• anti-tumour acridinones;
  • cell death;
  • CYP3A4 inhibition;
  • HepG2 cells;
  • senescence


There is increasing evidence that the expression level of drug metabolic enzymes affects the final cellular response following drug treatment. Moreover, anti-tumour agents may modulate enzymatic activity and/or cellular expression of metabolic enzymes in tumour cells. We have investigated the influence of CYP3A4 overexpression on the cellular response induced by the anti-tumour agent C-1311 in hepatoma cells. C-1311-mediated CYP3A4 activity modulation and the effect of CYP3A4 overexpression on C-1311 metabolism have also been examined.

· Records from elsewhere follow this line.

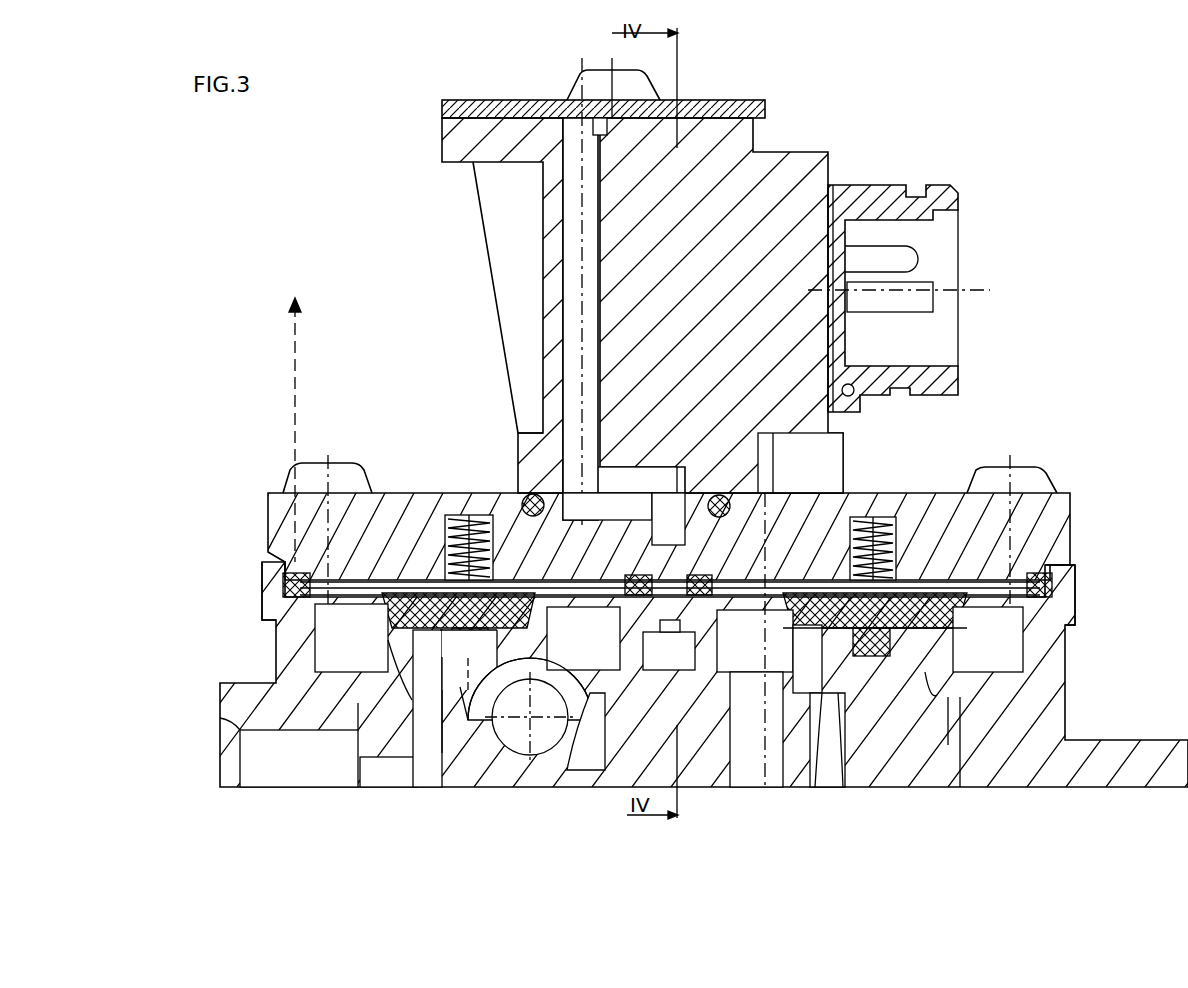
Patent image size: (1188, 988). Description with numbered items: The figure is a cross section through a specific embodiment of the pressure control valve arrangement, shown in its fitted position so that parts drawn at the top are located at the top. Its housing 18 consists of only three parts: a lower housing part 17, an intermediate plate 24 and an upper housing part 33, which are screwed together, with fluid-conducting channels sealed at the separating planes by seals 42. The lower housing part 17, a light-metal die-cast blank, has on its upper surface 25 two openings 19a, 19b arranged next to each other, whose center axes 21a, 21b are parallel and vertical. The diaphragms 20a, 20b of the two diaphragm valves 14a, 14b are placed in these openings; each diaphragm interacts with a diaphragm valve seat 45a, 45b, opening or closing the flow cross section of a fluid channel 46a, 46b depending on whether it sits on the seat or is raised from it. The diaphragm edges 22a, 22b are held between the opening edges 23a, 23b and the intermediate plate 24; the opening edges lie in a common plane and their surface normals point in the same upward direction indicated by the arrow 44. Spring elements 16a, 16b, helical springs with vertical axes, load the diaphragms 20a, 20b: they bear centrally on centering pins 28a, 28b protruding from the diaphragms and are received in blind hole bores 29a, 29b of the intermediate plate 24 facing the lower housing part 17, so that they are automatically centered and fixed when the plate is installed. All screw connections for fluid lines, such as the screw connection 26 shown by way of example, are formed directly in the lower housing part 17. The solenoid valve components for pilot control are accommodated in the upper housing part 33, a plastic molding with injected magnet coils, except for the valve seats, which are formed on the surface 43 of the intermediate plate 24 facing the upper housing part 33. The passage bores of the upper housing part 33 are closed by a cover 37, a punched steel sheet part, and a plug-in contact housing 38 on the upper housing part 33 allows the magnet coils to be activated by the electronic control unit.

The diaphragm valve 14a is at (424, 478).
The diaphragm valve 14b is at (911, 478).
The spring element 16a is at (456, 598).
The spring element 16b is at (922, 597).
The lower housing part 17 is at (1055, 697).
The housing 18 is at (1104, 333).
The opening 19a is at (343, 642).
The opening 19b is at (1010, 655).
The diaphragm 20a is at (398, 598).
The diaphragm 20b is at (965, 597).
The center axis 21a is at (470, 493).
The center axis 21b is at (873, 493).
The diaphragm edge 22a is at (300, 573).
The diaphragm edge 22b is at (1045, 558).
The opening edge 23a is at (300, 595).
The opening edge 23b is at (1048, 602).
The intermediate plate 24 is at (282, 505).
The upper surface 25 is at (662, 560).
The screw connection 26 is at (233, 757).
The centering pin 28a is at (441, 640).
The centering pin 28b is at (837, 680).
The blind hole bore 29a is at (412, 700).
The blind hole bore 29b is at (937, 695).
The upper housing part 33 is at (789, 168).
The cover 37 is at (455, 106).
The plug-in contact housing 38 is at (950, 197).
The seal 42 is at (521, 495).
The surface of the intermediate plate 43 is at (405, 492).
The arrow 44 is at (294, 352).
The diaphragm valve seat 45a is at (358, 702).
The diaphragm valve seat 45b is at (948, 690).
The fluid channel 46a is at (460, 687).
The fluid channel 46b is at (823, 693).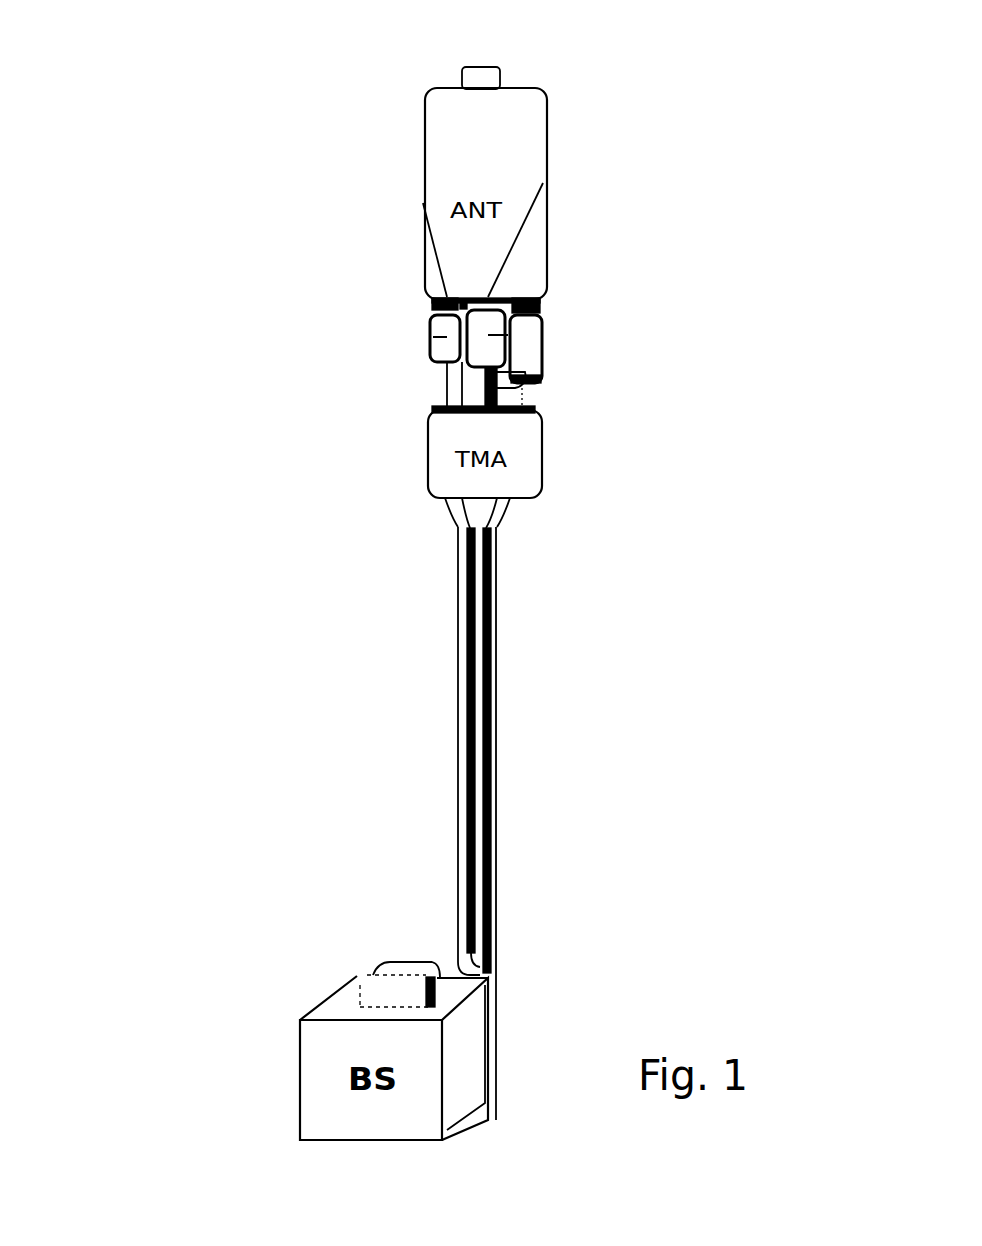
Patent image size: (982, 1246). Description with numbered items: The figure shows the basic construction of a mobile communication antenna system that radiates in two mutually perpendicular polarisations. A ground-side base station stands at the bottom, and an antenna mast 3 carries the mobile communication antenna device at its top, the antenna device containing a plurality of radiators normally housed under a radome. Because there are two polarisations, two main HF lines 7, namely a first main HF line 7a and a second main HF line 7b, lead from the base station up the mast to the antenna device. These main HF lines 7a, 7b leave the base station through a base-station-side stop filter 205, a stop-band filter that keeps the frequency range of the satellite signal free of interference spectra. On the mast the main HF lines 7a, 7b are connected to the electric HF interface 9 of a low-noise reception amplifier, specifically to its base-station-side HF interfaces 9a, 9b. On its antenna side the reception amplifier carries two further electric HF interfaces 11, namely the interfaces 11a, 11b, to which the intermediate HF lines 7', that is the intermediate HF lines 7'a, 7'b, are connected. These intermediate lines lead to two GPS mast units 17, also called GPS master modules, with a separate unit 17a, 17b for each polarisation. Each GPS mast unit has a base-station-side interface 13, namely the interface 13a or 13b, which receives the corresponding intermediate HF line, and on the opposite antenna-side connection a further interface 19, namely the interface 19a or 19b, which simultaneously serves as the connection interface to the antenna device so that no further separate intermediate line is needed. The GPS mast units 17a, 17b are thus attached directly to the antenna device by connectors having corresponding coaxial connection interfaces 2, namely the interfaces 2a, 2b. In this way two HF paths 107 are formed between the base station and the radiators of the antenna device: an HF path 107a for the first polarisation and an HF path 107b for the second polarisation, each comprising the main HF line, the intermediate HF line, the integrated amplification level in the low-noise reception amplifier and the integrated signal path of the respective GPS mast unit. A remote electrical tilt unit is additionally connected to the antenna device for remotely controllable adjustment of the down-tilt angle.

The antenna mast 3 is at (488, 78).
The coaxial connection point or interface 2 is at (473, 193).
The coaxial connection point or interface 2a is at (423, 203).
The coaxial connection point or interface 2b is at (543, 183).
The antenna-side interface 19 is at (477, 240).
The antenna-side interface 19a is at (432, 297).
The antenna-side interface 19b is at (500, 297).
The GPS mast unit 17 is at (466, 315).
The GPS mast unit 17a is at (436, 318).
The GPS mast unit 17b is at (540, 316).
The base-station-side interface 13 is at (462, 314).
The base-station-side interface 13a is at (433, 337).
The base-station-side interface 13b is at (508, 335).
The intermediate HF line 7' is at (463, 365).
The intermediate HF line 7'a is at (309, 365).
The intermediate HF line 7'b is at (633, 380).
The antenna-side electric HF interface 11 is at (453, 409).
The antenna-side electric HF interface 11a is at (440, 400).
The antenna-side electric HF interface 11b is at (498, 410).
The base-station-side electric HF interface 9 is at (463, 536).
The base-station-side electric HF interface 9a is at (443, 497).
The base-station-side electric HF interface 9b is at (535, 500).
The HF path 107 is at (501, 750).
The HF path 107a is at (458, 673).
The HF path 107b is at (498, 642).
The main HF line 7 is at (461, 823).
The main HF line 7a is at (460, 762).
The main HF line 7b is at (497, 707).
The base-station-side stop filter 205 is at (383, 993).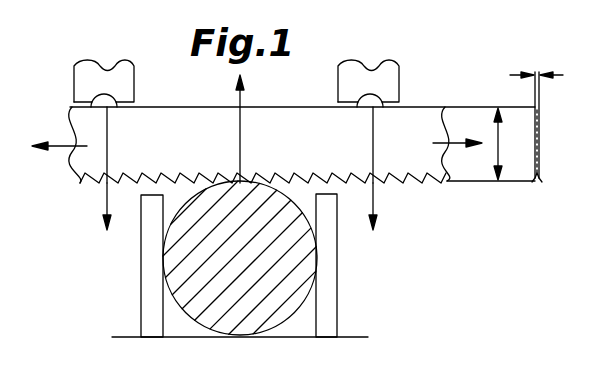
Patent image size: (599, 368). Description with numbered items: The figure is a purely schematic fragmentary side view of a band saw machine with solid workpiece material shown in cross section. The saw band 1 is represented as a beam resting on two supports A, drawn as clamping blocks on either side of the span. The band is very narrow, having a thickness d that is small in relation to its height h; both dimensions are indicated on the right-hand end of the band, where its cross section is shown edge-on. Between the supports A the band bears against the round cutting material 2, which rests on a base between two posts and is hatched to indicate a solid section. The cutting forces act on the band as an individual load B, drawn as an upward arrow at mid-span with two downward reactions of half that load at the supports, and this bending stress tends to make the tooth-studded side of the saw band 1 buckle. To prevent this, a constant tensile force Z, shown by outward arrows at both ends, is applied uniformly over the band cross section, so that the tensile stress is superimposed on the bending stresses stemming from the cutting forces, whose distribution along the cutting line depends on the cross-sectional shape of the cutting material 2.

With the HepG2 cell line and its CYP3A4-overexpressing variant, Hep3A4, experiments involving DAPI staining, cell cycle analysis, phosphatidylserine externalisation and senescence-associated (SA)-β-galactosidase expression, were used to monitor the effects of C-1311 exposure. C-1311 cellular metabolism and CYP3A4 activity were investigated by high-performance liquid chromatography. C-1311 metabolism was very low in both hepatoma cell lines and slightly influenced by CYP3A4 expression. Interestingly, in HepG2 cells, C-1311 was an effective modulator of CYP3A4 enzymatic activity, being the inhibitor of this isoenzyme in Hep3A4 cells. Cell cycle analysis showed that HepG2 cells underwent a rather stable G2/M arrest following C-1311 exposure, whereas CYP3A4-overexpressing cells accumulated only slightly in this compartment. C-1311-treated cells died by apoptosis and necrosis, whereas surviving cells underwent senescence; however, these effects occurred faster and more intensely in Hep3A4 cells. Although CYP3A4 did not influence C-1311 metabolism, changes in CYP3A4 levels affected the C-1311-induced response in hepatoma cells. Therefore, inter-patient differences in CYP3A4 levels should be considered when assessing the potential therapeutic effects of C-1311.